Quick tip: Practice catching yourself when you automatically explain something that happened in a negative way, taking it personally or assuming things about the other’s intention. Instead, check the facts. Look at it from a different angle. Stay unbiased.
#5 Find a new purpose to your life
“Those who have a ‘why’ to live, can bear with almost any ‘how’.” wrote Viktor E. Frankl, a famous Holocaust survivor. I’m not comparing our current pandemic situation to the world wars, but sitting in a lockdown, losing our job or going through a divorce can sure feel like our life just got ruined.

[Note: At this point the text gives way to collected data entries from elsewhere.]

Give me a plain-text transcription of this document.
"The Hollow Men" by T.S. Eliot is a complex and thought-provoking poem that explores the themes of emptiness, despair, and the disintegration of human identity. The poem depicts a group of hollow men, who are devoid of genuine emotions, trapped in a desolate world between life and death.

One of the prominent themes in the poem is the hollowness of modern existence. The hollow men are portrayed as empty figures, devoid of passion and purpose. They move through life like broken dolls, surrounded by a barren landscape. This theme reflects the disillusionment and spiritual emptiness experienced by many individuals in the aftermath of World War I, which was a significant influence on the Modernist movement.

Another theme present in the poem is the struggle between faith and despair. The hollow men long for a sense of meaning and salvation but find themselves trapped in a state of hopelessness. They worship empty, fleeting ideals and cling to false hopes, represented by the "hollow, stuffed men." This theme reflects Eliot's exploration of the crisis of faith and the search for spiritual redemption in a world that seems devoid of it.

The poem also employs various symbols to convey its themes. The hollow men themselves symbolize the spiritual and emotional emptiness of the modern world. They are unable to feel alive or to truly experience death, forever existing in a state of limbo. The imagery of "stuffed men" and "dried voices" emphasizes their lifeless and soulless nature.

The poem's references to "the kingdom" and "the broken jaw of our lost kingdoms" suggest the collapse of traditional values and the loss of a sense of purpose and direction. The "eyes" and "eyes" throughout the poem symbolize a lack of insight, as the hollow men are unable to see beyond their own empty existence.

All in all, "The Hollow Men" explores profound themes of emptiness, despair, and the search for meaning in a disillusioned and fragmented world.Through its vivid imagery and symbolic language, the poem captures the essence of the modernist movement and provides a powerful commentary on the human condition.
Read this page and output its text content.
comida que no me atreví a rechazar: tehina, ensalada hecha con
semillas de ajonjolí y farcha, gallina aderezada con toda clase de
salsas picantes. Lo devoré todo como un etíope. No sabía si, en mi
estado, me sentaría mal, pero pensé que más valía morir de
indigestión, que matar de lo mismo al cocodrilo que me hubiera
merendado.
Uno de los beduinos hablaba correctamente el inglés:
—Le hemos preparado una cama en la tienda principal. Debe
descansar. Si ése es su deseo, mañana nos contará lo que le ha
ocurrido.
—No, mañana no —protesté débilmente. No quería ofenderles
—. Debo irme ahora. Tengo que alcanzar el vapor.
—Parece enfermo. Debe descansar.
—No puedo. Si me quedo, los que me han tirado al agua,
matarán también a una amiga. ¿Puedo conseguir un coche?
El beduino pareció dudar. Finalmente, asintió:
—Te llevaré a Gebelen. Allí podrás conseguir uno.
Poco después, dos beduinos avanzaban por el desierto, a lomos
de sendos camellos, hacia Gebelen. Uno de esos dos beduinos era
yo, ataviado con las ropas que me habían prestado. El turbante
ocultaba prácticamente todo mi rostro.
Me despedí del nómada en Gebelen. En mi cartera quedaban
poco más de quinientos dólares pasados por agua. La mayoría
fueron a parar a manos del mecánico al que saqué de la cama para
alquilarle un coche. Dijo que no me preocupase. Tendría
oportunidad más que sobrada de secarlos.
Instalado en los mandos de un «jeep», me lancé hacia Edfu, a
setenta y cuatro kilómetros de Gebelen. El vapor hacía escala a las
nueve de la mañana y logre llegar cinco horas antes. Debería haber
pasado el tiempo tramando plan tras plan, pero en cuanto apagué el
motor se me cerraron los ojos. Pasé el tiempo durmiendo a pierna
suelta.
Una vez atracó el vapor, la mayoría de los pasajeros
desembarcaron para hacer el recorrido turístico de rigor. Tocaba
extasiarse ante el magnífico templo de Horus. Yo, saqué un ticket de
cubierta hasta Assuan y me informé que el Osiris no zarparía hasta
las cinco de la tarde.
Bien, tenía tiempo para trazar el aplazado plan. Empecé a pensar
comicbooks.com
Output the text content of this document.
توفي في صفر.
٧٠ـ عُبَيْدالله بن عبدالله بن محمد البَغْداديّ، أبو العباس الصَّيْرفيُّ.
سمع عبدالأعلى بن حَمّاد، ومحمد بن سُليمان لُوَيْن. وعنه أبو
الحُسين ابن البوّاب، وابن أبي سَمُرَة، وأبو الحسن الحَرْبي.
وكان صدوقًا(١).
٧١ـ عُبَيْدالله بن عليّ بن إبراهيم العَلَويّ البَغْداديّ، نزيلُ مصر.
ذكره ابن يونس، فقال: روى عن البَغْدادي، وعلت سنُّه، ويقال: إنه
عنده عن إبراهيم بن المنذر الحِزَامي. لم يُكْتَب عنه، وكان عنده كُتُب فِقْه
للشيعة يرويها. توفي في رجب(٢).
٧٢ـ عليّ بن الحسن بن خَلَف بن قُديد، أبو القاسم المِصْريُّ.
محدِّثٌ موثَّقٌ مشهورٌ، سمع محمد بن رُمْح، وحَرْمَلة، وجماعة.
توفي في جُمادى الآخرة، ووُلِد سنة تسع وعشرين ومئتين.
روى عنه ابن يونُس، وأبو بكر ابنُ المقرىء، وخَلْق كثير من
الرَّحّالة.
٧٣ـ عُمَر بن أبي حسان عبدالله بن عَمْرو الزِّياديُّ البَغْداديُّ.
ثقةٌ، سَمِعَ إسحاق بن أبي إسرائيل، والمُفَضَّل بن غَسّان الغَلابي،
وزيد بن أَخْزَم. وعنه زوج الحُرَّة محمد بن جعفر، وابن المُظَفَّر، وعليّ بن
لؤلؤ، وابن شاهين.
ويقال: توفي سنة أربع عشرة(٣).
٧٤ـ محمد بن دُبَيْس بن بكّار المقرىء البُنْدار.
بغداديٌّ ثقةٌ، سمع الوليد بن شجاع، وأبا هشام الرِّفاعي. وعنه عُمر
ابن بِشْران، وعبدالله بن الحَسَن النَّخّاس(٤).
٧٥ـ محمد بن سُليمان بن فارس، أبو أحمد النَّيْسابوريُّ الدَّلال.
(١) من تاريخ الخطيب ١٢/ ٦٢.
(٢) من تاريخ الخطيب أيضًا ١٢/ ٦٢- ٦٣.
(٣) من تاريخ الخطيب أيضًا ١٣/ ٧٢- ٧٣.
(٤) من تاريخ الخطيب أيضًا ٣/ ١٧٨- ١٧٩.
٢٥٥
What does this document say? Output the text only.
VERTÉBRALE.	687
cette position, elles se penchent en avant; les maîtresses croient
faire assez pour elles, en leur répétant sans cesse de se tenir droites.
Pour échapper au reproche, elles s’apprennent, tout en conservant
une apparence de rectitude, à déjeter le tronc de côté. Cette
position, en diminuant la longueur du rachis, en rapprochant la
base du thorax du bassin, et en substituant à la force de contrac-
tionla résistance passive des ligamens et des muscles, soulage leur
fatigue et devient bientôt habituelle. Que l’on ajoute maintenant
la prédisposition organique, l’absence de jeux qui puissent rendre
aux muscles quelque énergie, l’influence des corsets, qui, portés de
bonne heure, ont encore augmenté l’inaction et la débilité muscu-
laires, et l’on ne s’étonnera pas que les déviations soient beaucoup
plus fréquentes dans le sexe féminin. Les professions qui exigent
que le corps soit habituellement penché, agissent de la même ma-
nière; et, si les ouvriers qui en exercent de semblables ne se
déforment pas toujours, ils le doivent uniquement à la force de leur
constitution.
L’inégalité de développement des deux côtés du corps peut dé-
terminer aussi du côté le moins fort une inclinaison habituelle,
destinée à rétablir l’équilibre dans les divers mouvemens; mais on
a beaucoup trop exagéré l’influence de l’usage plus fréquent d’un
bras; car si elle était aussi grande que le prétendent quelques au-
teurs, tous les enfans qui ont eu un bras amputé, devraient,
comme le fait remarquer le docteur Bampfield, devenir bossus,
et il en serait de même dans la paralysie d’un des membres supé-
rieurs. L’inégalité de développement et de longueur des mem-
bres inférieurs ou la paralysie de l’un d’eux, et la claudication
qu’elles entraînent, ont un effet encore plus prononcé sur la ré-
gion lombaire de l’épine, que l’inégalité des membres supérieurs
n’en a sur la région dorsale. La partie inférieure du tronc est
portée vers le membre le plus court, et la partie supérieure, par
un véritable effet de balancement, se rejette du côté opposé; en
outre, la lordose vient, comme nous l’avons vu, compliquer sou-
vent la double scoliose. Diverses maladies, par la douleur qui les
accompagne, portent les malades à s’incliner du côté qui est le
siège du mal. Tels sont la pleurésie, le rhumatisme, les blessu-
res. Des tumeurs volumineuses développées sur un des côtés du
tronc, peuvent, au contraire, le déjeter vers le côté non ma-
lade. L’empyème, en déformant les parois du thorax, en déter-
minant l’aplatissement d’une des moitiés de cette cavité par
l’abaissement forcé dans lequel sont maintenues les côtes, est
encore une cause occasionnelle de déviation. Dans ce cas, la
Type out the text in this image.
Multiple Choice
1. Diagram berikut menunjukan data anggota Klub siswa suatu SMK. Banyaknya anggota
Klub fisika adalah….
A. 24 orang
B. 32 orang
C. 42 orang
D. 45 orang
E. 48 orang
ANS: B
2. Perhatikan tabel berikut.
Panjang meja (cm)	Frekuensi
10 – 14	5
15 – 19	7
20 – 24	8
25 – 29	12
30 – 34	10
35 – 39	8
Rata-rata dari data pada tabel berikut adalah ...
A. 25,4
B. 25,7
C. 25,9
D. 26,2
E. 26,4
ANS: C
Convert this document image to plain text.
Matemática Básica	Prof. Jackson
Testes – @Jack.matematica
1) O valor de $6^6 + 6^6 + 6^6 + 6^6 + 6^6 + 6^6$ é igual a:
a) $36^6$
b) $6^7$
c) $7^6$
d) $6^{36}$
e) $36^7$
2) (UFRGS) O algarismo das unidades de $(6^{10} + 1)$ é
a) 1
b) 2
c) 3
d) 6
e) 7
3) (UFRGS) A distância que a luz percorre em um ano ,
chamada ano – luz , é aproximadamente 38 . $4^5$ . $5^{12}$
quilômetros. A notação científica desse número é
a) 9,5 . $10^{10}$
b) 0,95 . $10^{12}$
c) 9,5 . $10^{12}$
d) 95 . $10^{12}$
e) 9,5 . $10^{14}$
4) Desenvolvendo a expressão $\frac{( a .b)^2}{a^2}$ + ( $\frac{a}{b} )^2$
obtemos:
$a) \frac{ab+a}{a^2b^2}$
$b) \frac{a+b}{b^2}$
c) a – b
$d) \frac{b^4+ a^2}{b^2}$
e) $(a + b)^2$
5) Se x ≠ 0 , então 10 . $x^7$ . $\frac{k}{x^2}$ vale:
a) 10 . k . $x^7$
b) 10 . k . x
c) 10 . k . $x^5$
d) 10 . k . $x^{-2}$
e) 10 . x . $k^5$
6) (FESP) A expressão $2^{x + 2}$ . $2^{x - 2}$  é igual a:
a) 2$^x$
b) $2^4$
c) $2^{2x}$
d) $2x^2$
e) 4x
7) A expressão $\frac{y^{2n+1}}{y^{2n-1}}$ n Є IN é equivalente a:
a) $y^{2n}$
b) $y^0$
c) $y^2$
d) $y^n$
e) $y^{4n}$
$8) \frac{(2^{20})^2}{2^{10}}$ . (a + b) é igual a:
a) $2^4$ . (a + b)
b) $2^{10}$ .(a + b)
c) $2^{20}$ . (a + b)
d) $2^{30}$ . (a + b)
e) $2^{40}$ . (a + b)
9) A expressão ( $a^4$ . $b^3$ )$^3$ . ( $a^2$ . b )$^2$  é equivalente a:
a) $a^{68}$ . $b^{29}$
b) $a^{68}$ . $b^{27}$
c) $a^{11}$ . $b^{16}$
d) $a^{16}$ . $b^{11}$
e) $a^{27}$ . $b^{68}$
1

So let’s do what people did after wars on every continent. They cleared up the bombed down remains of their houses and railways and factories and built them again.
You had goals but life took them away from you? Say goodbye to them and get new ones! You are not dead yet. Dream up some dreams or help someone worse off than you! There are people out there who need you, hundred percent.
Quick tip: Sit down on a quiet evening and think about the major areas of your life. Is there something missing? Was there something you never did during your marriage because your ex was not supportive? A language you never learnt or a book never finished because life was too busy? Be creative! Write down a new goal for the new year. This can be the time to plan and take those first baby steps.
Bonus tip: Trim your self-doubts and grow your confidence instead
When life is challenging, it will trigger self-doubts. I’ve been constantly pushed out of my comfort zone this year, and my inner critic kept talking. ‘I can never get a job as a single mom.’ ‘I should be more patient with my kids.’ ‘I’m not good enough.’
When we have to survive in turbulent times, like during a divorce or a pandemic, it’s normal to feel like we’re losing the ground under our feet. It’s normal to struggle with fear and lack of confidence.
But it’s important to keep moving forward, too! Don’t let your doubts and fears hold you back.
When you notice them popping up, take a minute or two to deal with them. ‘Maybe I’m not the best in the world at this, but I know a lot about my field, I work hard every day and people appreciate it.’
Write down your strengths, things you are proud of about yourself, problems you solved before, similar to current ones. Take time to talk to an encouraging friend.
Quick tip: For a few days, jot down the negative sentences your inner critic tells you. Later when you have a few minutes, take a look at them. Do you see a pattern? What was triggering them? What are they talking about? Then pick a couple of typical sentences and turn them around. Write down new, positive and motivating sentences about yourself that will help you to take action.